At one of the three sekolah agama (religious schools) she attended between the ages of 10 and 14, “Even my cikgu agama (religious teacher) didn’t wear the tudung (headscarf). It was such a different world then.”
Zainah and her elder sister (Datuk) Zarinah, a lawyer by training and now chairman of the Securities Commission, helped their mother with the “girls’ chores”. Although she rebelled then, Zainah is today a fabulous cook, in the style of the Johor woman.
In between, she also climbed trees.
“I was a happy tomboy” – plucking rambutan to be distributed to the neighbours well into her early teens, when her mother would have to look for her sarong dropped under the trees when she went in search of her daughter.

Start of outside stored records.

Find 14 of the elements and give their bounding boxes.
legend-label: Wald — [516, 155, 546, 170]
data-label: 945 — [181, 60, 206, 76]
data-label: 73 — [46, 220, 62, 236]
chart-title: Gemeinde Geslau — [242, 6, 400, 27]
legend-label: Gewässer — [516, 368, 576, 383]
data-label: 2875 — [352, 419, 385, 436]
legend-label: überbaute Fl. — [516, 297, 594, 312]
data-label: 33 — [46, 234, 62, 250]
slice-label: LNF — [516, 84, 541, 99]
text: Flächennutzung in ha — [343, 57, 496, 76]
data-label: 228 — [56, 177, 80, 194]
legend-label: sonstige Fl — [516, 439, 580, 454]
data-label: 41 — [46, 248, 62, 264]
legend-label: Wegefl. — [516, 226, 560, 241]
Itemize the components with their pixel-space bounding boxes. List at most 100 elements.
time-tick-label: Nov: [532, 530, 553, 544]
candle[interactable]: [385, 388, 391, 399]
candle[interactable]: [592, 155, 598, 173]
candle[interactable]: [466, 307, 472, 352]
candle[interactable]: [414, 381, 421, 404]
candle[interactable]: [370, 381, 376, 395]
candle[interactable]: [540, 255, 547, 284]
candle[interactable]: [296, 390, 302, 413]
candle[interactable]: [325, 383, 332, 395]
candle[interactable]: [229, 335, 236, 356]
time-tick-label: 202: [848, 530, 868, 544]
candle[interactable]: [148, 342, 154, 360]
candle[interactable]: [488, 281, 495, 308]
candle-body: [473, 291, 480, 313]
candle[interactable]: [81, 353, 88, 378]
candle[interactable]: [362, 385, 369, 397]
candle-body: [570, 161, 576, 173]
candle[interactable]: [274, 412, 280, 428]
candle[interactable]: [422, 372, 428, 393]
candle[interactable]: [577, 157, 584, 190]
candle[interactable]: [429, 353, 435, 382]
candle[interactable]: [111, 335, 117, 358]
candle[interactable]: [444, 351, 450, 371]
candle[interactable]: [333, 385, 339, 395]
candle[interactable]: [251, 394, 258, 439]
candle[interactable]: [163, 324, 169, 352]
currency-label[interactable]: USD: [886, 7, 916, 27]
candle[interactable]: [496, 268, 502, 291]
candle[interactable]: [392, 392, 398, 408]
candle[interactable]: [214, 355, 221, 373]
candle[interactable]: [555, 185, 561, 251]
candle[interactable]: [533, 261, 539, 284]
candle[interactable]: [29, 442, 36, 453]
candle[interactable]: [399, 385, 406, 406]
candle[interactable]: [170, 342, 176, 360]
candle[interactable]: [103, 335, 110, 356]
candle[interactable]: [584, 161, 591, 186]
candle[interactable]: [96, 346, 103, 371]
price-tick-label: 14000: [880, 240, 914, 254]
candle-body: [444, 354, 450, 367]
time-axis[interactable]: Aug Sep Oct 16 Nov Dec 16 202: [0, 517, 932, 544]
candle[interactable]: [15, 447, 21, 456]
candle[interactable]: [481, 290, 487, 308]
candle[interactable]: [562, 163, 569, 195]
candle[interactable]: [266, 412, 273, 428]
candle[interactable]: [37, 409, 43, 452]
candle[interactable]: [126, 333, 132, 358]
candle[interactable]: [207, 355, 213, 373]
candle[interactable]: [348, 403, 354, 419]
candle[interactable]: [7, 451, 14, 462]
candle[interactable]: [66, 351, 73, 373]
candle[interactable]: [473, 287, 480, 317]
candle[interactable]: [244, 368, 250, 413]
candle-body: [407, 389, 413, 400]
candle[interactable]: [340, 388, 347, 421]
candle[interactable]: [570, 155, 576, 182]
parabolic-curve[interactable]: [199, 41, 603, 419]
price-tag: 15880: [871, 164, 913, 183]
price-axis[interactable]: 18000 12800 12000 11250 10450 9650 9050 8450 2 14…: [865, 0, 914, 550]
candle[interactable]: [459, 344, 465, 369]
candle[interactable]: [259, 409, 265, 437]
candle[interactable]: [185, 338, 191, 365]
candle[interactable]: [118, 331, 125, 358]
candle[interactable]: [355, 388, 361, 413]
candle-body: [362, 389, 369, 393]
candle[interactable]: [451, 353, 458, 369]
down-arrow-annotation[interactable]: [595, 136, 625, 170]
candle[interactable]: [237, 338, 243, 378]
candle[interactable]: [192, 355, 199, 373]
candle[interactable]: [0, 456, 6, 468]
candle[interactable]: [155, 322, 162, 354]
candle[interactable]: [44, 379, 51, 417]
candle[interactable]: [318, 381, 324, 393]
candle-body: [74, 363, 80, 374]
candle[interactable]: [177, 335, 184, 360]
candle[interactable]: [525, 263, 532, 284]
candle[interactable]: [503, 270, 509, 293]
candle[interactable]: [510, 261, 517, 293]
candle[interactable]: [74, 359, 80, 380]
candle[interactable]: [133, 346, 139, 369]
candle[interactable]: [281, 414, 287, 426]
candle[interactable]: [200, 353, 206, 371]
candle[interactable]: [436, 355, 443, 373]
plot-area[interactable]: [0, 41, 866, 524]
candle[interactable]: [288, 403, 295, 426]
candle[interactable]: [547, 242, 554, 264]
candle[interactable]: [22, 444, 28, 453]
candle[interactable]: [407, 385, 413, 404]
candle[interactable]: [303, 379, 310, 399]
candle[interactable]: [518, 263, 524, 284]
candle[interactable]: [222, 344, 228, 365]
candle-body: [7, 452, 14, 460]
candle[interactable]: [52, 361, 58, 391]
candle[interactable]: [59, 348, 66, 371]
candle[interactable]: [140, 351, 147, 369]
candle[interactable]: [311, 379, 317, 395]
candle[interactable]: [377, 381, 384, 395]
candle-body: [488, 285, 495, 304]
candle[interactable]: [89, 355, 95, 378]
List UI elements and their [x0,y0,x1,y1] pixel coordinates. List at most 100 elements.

“My brother, of course, did not have to do any of these (chores),” she states flatly. “I could not understand why he could not help out with household chores just because he was physiologically a male. Mother would excuse him, saying, ‘He’s a boy’,” which infuriated Zainah even more.

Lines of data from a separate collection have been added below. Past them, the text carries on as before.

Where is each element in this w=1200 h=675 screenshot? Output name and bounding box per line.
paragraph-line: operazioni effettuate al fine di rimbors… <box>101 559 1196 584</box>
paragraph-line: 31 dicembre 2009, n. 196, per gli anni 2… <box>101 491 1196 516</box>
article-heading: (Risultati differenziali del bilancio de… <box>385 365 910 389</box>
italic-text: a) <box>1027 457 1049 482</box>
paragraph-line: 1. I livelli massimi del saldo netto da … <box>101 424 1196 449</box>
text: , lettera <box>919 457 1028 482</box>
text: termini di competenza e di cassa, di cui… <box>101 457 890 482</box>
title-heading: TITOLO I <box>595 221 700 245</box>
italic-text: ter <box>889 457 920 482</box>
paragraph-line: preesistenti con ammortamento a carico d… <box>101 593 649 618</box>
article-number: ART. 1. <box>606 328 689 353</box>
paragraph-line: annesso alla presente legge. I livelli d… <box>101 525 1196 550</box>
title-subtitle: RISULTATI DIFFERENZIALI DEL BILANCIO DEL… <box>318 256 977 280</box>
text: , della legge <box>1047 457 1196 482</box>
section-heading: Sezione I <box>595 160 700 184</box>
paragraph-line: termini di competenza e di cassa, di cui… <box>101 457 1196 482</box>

“His role model was my father, the patriarch, who sat in the living room chair, reading his newspapers.”
Tan Sri Anwar Malik was credited as the man who gave Umno its name – initially United Malays Organisation –at a meeting in Batu Pahat when seven Umno founders from Johor Baru met Datuk Onn Jaafar to call for a unification of all the disparate Malay nationalist groups at the time. He later became Onn’s private secretary when Onn became Johor’s mentri besar.
Zainah had “total respect” for her father, whom she looked up to as having “absolute honesty”.
Nevertheless, this did not stop her from writing an eight-page letter to him from London once, urging his patience for his wife who, despite being 24 years his junior, was also ageing and tired, and whose knees were by then hurting her.
But she recognised that her father was born in 1898: “There was nothing you can do about it,” she says prosaically.
Despite this, her parents were very close. Her father passed on just two months shy of his 100th birthday in 1998; her late mother followed him just a year later at age 78.
One day, while the womenfolk were preparing beef for Hari Raya, her mother told Zainah, “Zai, tak payah kahwin lah. Jadi hamba orang aja.” (Zai, you don’t need to marry. You just become someone’s slave.) Zainah was by then in her 40s.
Yet, mum’s emancipated views went into reverse gear when it came to her only son, Ahmad Zaki, who was then in his 30s.
“Susah hati Mat belum kahwin. Bila tua esok, sakit pening siapa nak jaga dia?” (I worry that Ahmad is still unmarried. When he grows old and falls sick, who is to take care of him?)
That was one generation ago. Things have changed, and SIS has been part of that global awakening.
And Ahmad Zaki, by the way, is a successful artist, married, with two children of his own.